2. The method for manufacturing a semiconductor device according to claim 1, wherein the film formed on the substrate is a high dielectric constant film.

3. The method for manufacturing a semiconductor device according to claim 1, wherein the first element refers to metal elements including hafnium and zirconium, the second element refers to silicon or aluminum, and the third element refers to oxygen.

4. A method for manufacturing a semiconductor device for forming a predetermined film by sequentially and repeatedly performing a plurality of cycles, each cycle comprising:

feeding a first feed material containing a first element to a processing chamber where a substrate is accommodated, so that the first feed material is adsorbed on a surface of the substrate;

removing an atmosphere in the processing chamber;

feeding a second feed material containing a second element to the processing chamber, so that the second feed material is adsorbed on the surface of the substrate;

removing the atmosphere in the processing chamber;

feeding a third feed material containing a third element to the processing chamber, so that the surface of the substrate is modified; and

removing the atmosphere in the processing chamber,

wherein a content of the second element in the film is controlled by adjusting an adsorption quantity of the first feed material and an adsorption quantity of the second feed material with respect to a saturated adsorption quantity of the first feed material adsorbed on the surface of the substrate.

5. A substrate processing apparatus comprising

a processing chamber in which a substrate is accommodated;

a first gas supply system that supplies a first gas containing a first element to the substrate;

a second gas supply system that supplies a second gas containing a second element to the substrate;

a third gas supply system that supplies a third gas containing a third element to the substrate; and

a controller that controls the first gas supply system, the second gas supply system, and the third gas supply system so that after the first gas is supplied to the substrate and at least the first element is adsorbed on a surface of the substrate, the second gas is supplied to the substrate and at least the second element is adsorbed on the surface of the substrate, and then the third gas is supplied to the substrate and reacts with the first element and the second element adsorbed on the surface of the substrate to form a predetermined film on the surface of the substrate, wherein,

the controller adjusts an adsorption quantity of the first element and an adsorption quantity of the second element with respect to a saturated adsorption quantity of the first element adsorbed on the surface of the substrate, so that a content of the second element in the film is controlled.
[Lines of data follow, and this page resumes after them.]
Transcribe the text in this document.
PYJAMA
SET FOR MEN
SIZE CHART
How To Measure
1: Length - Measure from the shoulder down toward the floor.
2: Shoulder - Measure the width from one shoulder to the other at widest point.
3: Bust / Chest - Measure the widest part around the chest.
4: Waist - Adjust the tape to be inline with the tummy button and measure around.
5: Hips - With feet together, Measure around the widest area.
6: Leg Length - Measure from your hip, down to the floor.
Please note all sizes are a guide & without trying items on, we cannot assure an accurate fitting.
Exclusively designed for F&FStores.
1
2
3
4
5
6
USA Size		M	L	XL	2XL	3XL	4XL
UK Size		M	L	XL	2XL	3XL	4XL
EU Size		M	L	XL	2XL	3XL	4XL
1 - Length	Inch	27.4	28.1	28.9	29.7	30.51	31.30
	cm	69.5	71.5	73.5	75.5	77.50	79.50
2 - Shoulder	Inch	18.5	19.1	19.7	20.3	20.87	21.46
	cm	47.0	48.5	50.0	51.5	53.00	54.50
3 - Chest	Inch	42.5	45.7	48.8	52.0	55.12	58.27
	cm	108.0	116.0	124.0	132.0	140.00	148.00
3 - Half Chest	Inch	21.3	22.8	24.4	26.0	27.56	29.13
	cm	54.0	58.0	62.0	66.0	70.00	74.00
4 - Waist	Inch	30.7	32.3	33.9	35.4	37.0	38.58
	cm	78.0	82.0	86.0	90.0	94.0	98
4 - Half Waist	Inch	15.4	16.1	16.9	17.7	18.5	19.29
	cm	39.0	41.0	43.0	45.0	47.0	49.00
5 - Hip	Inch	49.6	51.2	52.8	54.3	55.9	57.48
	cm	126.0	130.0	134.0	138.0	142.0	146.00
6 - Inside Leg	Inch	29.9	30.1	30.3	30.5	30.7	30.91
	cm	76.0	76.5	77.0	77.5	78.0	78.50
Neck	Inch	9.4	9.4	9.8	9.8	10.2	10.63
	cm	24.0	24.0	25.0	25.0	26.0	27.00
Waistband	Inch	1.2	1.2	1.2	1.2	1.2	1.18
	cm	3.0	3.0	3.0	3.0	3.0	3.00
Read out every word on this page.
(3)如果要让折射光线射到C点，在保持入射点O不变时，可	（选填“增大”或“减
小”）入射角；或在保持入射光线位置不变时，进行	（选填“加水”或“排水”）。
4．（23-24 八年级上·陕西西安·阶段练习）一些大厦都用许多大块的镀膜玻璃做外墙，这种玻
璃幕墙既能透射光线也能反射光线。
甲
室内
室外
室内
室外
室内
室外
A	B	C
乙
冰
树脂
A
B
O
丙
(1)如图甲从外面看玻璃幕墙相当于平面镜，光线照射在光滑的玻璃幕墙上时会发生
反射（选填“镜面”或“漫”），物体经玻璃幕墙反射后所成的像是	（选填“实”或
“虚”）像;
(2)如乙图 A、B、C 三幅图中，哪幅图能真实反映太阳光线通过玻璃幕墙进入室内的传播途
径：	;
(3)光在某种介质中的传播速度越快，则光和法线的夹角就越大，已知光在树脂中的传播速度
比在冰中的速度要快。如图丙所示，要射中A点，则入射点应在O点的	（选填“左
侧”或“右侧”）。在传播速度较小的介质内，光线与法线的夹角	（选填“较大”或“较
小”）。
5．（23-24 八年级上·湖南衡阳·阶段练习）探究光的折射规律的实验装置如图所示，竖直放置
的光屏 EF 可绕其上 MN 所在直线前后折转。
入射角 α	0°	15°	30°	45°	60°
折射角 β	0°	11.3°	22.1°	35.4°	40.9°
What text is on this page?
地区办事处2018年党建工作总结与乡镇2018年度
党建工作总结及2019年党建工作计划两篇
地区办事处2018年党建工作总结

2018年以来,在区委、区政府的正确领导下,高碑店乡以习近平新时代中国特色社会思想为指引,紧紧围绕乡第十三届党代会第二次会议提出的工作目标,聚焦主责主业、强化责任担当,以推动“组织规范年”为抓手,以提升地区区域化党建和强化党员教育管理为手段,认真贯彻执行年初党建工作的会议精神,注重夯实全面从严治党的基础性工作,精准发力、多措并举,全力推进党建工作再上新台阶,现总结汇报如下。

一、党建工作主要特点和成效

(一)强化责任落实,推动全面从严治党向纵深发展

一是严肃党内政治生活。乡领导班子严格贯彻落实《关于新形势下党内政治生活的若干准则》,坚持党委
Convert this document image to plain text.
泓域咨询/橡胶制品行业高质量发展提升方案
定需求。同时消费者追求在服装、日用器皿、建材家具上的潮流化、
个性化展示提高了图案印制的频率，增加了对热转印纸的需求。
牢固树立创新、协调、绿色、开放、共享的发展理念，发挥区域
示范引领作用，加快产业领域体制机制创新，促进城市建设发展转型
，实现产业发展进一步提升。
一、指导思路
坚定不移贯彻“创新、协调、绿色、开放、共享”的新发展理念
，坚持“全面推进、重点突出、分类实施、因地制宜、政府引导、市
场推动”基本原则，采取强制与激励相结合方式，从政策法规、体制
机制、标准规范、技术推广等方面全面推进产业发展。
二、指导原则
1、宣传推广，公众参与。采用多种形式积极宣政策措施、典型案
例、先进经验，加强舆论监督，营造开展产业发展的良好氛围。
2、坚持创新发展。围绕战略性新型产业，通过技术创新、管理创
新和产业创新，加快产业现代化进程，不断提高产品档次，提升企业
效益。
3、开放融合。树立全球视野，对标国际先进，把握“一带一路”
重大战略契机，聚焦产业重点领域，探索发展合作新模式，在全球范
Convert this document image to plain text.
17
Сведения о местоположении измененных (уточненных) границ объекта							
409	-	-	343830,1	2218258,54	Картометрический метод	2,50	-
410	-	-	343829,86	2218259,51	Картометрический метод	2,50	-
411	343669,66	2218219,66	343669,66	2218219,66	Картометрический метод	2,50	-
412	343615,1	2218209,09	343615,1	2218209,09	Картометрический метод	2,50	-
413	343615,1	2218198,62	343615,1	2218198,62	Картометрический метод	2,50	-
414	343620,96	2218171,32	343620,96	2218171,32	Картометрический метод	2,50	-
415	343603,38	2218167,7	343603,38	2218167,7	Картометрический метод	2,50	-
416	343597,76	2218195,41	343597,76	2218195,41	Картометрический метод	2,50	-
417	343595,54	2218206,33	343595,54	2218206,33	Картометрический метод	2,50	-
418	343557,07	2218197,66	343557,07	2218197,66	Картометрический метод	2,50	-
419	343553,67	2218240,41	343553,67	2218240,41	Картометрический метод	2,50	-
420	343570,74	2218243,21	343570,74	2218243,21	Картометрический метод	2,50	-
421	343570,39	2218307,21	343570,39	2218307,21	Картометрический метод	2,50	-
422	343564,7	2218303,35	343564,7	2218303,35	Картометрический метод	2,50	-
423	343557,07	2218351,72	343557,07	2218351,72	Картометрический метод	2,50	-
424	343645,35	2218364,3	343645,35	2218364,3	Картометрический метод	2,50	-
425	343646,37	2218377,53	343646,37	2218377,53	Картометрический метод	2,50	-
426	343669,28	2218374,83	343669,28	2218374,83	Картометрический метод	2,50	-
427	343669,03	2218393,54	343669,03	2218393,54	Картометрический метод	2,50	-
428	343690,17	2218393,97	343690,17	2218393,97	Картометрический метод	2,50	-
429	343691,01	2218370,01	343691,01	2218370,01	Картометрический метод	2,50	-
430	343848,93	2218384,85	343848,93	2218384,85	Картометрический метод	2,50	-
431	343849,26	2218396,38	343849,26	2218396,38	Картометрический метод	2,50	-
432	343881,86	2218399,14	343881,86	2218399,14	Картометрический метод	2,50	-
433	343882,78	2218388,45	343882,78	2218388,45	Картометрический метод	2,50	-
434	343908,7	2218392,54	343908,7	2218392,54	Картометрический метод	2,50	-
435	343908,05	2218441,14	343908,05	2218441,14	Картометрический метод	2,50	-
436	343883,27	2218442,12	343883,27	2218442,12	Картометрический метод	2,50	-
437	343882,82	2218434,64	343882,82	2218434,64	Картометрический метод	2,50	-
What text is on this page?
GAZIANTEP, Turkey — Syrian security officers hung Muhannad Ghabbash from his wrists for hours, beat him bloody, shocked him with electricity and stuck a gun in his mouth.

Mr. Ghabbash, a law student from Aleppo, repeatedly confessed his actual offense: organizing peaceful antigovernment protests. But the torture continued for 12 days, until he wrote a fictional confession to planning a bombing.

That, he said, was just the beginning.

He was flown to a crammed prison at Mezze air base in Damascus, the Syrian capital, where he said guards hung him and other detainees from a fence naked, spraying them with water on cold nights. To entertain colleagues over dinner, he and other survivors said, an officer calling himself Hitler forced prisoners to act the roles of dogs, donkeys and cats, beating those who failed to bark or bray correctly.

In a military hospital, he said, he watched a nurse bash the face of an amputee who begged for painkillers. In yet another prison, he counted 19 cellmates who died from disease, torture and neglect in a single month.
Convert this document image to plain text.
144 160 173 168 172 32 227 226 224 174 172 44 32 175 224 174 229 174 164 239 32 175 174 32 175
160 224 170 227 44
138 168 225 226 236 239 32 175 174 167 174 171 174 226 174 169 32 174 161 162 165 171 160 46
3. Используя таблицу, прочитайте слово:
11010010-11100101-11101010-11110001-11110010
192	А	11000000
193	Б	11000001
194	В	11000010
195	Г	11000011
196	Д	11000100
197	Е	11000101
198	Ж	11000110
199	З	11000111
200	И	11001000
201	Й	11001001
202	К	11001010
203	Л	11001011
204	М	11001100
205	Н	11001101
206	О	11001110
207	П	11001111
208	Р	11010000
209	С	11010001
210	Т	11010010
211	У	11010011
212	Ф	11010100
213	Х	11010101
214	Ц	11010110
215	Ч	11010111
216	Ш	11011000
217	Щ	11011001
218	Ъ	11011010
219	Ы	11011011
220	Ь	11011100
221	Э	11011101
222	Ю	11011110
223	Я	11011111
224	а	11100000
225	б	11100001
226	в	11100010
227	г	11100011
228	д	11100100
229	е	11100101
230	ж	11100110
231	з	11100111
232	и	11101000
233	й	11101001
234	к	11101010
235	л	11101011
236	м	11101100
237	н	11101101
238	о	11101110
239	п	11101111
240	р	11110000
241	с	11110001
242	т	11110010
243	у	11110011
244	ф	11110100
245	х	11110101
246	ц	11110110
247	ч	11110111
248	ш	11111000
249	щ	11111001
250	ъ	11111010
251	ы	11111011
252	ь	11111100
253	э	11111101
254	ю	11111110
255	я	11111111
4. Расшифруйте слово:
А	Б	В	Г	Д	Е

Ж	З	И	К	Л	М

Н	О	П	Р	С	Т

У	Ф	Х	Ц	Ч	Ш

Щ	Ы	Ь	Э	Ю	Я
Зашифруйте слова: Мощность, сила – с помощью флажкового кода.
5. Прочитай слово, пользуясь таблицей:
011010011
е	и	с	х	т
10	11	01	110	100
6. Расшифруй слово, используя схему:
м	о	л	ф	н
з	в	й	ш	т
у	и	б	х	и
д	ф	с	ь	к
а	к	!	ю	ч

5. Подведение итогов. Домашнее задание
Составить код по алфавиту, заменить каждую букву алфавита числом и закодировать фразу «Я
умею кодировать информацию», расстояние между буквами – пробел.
6. The substrate processing apparatus according to claim 5, further comprising

a gas exhausting system for exhausting the gas from the processing chamber, wherein

the controller controls the gas exhausting system so that the processing chamber is exhausted at least with any of the following timing: a timing after feeding of the first gas to the substrate and before feeding of the third gas to the substrate, or a timing after feeding of the second gas to the substrate and before feeding of the third gas to the substrate.

7. The substrate processing apparatus according to claim 5, wherein a plurality of substrates are stacked and accommodated in the processing chamber.

8. A semiconductor device manufactured using the substrate processing apparatus according to claim 5.